Elden Ring, Dark Souls, Bloodborne, and other FromSoftware titles are beloved for their penumbric narrative style, trademark grimdark settings, and their incredible sense of scale and opportunities for discovery. They are also infamous for being punishingly hard.

For some dedicated players, this last part is all that really matters. The difficulty, and their subsequent investment of time and energy into mastering the game’s melee combat system, is what makes FromSoftware’s games what they are. Many of those same players would tell you that this is just the way they play, and they don’t begrudge other players their different play styles or where they find satisfaction in the game. 

And then there are the other ones. The ones who would – and do – tell everyone whether they ask or not that unless you play as they do and reach their level of skill in lightning-quick parries, dodge rolls, and precisely executed combos, you aren’t legitimately playing. 

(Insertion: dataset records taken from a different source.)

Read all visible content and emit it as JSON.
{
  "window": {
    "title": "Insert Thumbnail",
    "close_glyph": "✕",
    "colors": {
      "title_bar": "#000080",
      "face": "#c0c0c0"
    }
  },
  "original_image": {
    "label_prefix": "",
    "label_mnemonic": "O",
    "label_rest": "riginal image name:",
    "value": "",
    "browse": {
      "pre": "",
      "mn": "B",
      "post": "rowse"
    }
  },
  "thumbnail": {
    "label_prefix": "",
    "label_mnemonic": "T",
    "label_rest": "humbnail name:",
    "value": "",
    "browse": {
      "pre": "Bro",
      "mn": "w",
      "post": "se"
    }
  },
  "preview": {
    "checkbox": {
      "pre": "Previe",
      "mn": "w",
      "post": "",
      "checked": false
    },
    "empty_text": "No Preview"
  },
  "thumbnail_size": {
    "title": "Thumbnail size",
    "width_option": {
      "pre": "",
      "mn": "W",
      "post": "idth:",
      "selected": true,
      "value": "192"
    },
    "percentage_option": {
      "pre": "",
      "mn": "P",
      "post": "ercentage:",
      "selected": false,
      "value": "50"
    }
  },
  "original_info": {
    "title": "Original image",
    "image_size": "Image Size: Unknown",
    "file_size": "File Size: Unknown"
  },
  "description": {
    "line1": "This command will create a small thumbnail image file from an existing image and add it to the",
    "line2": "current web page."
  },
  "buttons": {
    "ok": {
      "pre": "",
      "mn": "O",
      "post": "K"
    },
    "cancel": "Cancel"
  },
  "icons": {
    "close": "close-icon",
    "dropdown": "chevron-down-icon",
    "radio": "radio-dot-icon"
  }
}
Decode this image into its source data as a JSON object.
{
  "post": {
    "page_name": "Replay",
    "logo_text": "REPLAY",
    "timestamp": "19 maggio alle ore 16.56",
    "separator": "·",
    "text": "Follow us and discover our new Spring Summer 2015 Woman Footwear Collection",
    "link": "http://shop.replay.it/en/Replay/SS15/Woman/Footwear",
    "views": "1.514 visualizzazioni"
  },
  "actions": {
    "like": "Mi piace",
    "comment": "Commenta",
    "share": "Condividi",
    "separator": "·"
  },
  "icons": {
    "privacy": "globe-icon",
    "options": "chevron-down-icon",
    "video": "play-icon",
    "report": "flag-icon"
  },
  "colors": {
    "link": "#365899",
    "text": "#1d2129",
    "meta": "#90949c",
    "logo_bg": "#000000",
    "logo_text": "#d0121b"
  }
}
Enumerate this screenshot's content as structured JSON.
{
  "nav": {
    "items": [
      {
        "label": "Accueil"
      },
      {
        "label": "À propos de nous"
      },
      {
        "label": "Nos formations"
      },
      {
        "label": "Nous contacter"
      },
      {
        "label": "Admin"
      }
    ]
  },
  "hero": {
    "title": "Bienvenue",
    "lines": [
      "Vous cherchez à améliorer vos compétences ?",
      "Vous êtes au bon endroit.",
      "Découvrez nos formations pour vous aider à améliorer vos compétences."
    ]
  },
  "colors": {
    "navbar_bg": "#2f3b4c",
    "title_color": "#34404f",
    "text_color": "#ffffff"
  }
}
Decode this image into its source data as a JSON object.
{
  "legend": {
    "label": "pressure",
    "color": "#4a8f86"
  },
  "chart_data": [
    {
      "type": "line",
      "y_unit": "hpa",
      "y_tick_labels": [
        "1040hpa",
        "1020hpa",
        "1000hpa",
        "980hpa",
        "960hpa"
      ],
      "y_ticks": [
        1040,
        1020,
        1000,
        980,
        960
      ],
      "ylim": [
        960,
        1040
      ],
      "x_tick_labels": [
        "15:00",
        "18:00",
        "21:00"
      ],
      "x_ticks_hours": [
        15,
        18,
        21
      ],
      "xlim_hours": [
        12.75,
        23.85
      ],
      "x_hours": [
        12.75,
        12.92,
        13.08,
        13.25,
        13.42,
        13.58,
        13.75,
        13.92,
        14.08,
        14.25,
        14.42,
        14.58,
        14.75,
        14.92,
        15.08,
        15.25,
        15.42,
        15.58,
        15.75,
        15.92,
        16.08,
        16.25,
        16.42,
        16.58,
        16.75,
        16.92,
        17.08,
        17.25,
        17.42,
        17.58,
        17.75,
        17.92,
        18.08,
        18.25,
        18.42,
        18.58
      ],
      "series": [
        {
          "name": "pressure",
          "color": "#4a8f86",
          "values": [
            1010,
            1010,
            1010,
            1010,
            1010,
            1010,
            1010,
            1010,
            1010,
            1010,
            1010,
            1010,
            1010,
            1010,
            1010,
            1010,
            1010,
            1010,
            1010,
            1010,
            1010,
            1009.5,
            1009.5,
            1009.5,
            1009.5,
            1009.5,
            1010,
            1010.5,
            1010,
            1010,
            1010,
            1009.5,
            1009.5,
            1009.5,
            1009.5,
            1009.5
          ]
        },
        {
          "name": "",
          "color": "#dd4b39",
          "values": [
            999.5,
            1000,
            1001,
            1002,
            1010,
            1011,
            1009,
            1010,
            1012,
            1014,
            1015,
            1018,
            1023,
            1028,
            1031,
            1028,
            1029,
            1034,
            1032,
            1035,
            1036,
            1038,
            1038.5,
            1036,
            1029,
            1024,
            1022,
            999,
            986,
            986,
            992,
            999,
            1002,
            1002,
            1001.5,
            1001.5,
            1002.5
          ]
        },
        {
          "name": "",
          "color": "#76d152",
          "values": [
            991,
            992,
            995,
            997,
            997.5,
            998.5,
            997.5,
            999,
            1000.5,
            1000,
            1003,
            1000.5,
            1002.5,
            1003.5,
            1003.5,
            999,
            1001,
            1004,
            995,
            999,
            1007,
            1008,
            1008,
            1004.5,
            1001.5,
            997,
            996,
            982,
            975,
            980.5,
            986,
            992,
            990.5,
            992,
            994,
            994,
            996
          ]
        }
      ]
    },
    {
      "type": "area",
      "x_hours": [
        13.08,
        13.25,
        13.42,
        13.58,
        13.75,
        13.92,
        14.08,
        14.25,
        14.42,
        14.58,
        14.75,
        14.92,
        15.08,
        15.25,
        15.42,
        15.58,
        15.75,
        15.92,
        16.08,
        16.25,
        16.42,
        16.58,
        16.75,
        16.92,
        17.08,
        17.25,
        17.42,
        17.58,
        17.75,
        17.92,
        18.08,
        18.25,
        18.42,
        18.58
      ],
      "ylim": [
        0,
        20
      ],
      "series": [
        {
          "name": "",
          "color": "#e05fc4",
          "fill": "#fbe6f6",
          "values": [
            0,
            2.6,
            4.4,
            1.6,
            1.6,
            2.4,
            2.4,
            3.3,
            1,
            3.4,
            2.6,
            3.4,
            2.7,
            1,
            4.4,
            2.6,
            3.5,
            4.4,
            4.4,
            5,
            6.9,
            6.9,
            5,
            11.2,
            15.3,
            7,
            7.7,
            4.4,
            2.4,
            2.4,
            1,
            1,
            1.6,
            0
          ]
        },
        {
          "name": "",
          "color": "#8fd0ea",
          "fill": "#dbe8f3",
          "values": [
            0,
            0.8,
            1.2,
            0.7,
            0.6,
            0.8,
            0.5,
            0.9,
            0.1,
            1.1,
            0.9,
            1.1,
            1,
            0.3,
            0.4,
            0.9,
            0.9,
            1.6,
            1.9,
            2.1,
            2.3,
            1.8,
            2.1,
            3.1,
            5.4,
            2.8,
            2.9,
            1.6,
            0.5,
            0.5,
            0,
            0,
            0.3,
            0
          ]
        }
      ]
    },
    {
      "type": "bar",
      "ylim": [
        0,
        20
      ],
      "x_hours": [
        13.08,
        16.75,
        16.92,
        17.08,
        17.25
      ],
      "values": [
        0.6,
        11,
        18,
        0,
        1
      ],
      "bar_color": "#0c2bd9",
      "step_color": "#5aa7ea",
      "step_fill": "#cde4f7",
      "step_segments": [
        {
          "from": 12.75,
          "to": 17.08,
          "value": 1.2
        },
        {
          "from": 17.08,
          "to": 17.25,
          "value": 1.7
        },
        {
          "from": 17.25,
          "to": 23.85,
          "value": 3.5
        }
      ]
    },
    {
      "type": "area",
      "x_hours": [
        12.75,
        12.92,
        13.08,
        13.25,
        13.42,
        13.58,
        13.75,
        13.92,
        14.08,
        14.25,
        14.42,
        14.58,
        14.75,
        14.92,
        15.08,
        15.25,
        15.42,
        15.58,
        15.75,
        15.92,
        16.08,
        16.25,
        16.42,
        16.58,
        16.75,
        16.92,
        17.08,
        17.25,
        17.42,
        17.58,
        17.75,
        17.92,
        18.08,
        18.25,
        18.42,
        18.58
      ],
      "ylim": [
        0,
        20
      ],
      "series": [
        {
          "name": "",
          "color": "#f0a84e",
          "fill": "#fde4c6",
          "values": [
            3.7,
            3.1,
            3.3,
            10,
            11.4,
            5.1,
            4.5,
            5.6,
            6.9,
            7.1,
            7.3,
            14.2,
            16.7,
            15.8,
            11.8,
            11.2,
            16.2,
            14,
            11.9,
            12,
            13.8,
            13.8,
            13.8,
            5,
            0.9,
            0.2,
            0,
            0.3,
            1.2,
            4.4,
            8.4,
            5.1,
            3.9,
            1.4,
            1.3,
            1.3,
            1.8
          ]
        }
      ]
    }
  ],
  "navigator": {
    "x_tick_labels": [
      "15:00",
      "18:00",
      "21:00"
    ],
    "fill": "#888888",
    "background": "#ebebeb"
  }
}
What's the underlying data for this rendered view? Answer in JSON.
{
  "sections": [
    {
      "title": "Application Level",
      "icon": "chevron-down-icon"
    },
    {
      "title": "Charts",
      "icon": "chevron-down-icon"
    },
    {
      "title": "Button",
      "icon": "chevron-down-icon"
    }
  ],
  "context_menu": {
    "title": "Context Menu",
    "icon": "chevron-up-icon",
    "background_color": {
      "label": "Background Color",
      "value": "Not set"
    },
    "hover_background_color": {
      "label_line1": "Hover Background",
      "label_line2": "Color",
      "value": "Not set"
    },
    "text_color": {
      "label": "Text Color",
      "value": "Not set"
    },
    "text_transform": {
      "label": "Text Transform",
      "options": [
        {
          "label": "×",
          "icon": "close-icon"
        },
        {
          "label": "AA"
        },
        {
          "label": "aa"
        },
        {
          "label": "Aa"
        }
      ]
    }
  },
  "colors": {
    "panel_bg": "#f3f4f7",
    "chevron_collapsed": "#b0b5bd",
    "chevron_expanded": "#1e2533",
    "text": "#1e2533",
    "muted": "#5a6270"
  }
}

For some, Elden Ring’s various systems like summoning Ashes to help take down difficult encounters, spamming Comet Azur from a distance to melt away a dragon’s HP, or even bringing in multiplayer cooperators for boss fights is tantamount to breaking the game. If even those tactics are illegitimate, then “cheesing” is the true Cardinal Sin of Elden Ring.

Cheesing, broadly, is using unconventional tactics to advance through the game that some argue is exploitative and violates the game’s spirit. If that grafted scion is too big to physically fit through a doorway and you stand on the other side, whittling down its health with arrows or Glintstone Shards while staying out of reach of its attacks, well then, you are little better than a cheater.

I’m here to tell you that not only are they wrong, but that cheesing your way to the Elden Throne is more true to the spirit of the Soulsborne genre than their precise dual-wield katana builds and dodging prowess could ever be.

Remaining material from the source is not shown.